Keywords:
Multicentre study, Experimental, Retrospective, Tissue characterisation, Cancer, Experimental investigations, Diagnostic procedure, Image manipulation / Reconstruction, Digital radiography, Oncology, Breast, Artificial Intelligence, Artificial Intelligence and Machine Learning
Authors:
T. Doshi1, A. W. Preece2, D. Gibbins3, L. Tsui1; 1Bristol/UK, 2Bristol, Avon/UK, 3Bristol /UK
DOI:
10.26044/ecr2020/C-11330
Methods and materials
Phantom target materials: lesion mimicking serum and propanediol, were prepared in 10mm and 20mm blown thin walled glass bulbs on the end of slim capillaries. They were each immersed in the MARIA’s imaging volume, and radiofrequency measurement samples were taken at various position within the volume. Forty-eight (48) samples were collected for each target material.

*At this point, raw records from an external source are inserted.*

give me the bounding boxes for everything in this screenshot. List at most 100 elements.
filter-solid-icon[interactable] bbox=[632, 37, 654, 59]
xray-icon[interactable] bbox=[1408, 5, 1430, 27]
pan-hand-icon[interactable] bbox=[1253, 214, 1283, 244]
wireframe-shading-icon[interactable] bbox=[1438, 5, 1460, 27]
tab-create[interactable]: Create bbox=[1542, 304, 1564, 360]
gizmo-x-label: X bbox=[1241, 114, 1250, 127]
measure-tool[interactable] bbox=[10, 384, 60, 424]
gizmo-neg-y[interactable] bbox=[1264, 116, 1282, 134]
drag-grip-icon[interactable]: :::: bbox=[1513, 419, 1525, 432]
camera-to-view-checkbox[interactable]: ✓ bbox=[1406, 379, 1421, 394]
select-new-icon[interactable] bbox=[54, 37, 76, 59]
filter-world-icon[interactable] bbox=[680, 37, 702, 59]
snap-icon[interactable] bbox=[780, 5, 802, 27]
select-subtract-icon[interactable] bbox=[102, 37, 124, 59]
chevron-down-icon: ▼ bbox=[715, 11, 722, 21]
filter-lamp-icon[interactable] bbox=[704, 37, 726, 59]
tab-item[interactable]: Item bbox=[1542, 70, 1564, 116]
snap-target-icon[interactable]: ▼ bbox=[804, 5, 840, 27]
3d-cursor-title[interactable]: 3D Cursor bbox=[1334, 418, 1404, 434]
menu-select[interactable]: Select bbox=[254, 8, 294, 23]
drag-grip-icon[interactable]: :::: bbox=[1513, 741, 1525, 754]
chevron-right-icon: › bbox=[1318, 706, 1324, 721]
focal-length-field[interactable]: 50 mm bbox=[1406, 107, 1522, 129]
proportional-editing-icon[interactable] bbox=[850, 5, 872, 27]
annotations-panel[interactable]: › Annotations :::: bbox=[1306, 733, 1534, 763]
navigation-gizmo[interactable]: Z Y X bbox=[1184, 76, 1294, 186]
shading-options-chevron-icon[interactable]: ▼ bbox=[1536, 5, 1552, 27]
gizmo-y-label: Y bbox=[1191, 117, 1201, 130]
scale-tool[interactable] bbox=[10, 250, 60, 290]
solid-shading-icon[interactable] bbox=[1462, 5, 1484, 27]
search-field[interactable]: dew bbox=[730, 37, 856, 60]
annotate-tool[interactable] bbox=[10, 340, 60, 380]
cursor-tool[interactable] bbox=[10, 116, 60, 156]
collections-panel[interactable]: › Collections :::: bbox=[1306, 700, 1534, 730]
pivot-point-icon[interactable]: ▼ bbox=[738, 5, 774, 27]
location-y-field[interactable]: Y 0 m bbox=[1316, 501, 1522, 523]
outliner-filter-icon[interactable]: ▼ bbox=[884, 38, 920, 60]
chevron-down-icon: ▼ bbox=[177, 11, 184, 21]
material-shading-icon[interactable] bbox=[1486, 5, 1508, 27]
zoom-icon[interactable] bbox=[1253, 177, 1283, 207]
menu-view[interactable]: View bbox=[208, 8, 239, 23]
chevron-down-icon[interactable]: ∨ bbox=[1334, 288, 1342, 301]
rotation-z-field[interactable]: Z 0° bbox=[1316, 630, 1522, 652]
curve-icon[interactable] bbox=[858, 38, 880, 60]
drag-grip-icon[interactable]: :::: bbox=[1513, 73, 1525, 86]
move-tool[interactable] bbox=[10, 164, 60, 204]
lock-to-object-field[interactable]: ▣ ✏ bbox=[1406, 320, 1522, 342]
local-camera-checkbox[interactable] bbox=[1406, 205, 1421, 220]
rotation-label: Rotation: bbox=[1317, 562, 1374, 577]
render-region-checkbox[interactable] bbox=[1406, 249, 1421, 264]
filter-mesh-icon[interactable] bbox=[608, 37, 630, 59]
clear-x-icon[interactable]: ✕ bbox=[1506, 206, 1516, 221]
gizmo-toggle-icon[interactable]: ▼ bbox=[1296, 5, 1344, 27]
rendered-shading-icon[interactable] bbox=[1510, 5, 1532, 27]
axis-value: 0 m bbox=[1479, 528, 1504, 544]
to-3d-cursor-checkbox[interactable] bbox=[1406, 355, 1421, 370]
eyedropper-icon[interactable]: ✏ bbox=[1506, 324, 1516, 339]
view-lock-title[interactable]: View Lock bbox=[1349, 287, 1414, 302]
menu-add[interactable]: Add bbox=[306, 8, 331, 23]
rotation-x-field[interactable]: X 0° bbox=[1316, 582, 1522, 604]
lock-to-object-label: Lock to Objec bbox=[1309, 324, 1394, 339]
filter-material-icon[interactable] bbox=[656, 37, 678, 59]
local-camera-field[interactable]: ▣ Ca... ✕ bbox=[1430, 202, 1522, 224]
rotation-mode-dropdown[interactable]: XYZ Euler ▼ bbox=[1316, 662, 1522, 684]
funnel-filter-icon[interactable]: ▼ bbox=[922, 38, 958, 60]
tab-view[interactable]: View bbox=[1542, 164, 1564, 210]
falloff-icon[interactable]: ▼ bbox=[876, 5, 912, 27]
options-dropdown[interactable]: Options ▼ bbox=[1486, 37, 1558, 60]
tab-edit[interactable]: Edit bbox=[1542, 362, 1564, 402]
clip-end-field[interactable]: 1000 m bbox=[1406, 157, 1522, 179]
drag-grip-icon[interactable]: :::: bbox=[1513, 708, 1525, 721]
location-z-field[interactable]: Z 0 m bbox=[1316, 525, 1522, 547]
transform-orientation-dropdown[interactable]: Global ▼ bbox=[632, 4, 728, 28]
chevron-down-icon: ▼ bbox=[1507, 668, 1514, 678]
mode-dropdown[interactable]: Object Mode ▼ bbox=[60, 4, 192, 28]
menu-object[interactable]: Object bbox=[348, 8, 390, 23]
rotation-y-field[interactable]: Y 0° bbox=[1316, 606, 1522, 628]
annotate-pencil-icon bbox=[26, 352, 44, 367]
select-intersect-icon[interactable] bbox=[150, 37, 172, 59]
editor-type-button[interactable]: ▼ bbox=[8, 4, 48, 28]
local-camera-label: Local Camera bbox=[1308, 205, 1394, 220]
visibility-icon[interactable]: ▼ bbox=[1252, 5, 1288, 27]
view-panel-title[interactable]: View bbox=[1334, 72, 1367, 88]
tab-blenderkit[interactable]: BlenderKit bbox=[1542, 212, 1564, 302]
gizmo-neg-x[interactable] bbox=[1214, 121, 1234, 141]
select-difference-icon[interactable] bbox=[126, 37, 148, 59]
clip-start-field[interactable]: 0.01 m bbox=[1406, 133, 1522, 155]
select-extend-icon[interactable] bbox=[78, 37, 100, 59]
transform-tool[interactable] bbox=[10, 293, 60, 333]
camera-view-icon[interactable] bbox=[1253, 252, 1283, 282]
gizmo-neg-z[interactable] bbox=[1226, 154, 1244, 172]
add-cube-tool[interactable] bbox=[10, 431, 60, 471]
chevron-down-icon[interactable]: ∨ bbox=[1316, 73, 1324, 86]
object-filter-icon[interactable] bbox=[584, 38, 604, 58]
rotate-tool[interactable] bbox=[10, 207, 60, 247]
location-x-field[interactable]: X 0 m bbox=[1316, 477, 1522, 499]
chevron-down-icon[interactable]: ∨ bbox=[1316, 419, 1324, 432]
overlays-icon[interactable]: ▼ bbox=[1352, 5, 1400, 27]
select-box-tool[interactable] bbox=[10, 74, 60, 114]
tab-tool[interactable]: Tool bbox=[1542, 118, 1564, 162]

Non-linear support vector machine (SVM) and linear discriminant analysis (LDA) classification were performed on channel data (178770 features), or the in-image focused frequency response (101 features) that were also subjected to further regularisation down to 4th most significant Principle Components (4 features).
Accuracy was reported by means of 25 runs of random repeated sub-sampling (Monte-Carlo simulation) with 75% and 25% of data was used for training and testing respectively for each run.
Learning (training and validation) curves were used to further predict the robustness of each technique on unseen data. Error rates were plotted as the model learns with increasing number of training examples up to 50% of available data, while the rest of the data were used to validate the model at each steps of evolution. Smaller differences in the error between training and validation curves, and convergence of the curves, indicate higher confidence in the model’s robustness towards unseen data.